The decision ate at her, but her resolve hardened as she found herself turning to doubt.
Rachel's grip tightened on the steering wheel, her knuckles turning white. She forced herself to take a deep breath, pushing down the rising tide of emotions that threatened to consume her.
"Focus, Rae," she muttered to herself, her voice rough with determination. "Ethan first."
With a final glance at her phone, Rachel set it aside, her attention returning to the desert before her. She scanned the horizon, her eyes narrowed against the glare of the moon, searching for any sign of the ATV tracks.
She refused to let herself be overwhelmed, to let the conflicting demands of her past and present tear her apart.
The ATV tracks had all but vanished, swallowed up by the shifting sands of the desert. Rachel kept the car at a crawl, her eyes scanning the ground for any hint of the trail.
Seconds ticked by, each one feeling like an eternity. Every moment wasted was another moment Ethan was in danger, another chance for the killer to slip away.
Rachel's heart pounded in her chest, a mixture of fear and frustration coursing through her veins. She couldn't lose the trail, not now, not when she was so close.

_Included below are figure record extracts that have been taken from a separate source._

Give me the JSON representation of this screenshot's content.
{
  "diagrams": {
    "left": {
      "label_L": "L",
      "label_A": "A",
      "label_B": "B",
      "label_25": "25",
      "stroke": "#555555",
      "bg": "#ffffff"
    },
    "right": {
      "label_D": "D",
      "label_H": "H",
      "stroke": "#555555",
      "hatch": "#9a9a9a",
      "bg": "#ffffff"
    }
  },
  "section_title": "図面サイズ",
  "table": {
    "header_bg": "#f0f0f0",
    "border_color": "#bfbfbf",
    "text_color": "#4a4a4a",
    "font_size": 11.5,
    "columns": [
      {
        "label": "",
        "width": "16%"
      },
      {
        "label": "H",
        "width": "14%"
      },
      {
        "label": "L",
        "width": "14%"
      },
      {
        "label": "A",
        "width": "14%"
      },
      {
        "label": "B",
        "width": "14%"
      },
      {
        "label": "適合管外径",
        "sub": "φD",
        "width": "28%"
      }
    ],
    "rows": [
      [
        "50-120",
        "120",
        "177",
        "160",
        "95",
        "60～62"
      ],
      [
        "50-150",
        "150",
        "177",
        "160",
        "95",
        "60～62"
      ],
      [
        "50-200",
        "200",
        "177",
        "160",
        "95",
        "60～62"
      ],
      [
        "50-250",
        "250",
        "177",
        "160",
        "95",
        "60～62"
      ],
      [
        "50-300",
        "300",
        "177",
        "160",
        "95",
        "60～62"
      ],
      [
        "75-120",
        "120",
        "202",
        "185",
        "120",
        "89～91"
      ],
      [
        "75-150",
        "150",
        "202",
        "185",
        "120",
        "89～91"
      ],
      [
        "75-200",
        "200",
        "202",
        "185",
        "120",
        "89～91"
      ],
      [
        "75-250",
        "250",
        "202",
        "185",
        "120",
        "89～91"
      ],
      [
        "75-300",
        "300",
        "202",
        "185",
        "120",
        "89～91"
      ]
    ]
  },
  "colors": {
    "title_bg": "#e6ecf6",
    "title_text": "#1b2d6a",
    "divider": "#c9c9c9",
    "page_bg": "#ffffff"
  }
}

"Come on, come on," she growled, her voice barely above a whisper. "Where are you?"
There had to be something, some clue, some sign that could lead her back to the trail. She refused to believe that it had simply disappeared, that all her efforts had been for nothing.
Rachel's gaze darted back and forth, her mind racing as she tried to think like the killer. Where would they have gone? What would their next move be?
And then, just as despair began to creep in, she saw it.
A faint impression in the sand, barely visible against the endless expanse of the desert. But it was there, a single ATV track, heading off into the distance.
Rachel's breath caught in her throat, a surge of adrenaline rushing through her.
The car roared to life, kicking up a cloud of sand as Rachel spun the wheel, following the trail deeper into the desert. Her eyes narrowed, her jaw set with determination.
She had found the trail, and she would not lose it again.
There. A glint of metal caught her eye, half-hidden in the shadow of the butte. She slowed the car to a crawl, squinting to make out the shape.
It was an abandoned mine shaft, the entrance partially collapsed and overgrown with brittle weeds. The ATV tracks led straight to it.
Rachel braked hard, the car skidding to a stop in a cloud of dust. She was out of the vehicle in seconds, gun drawn and heart pounding.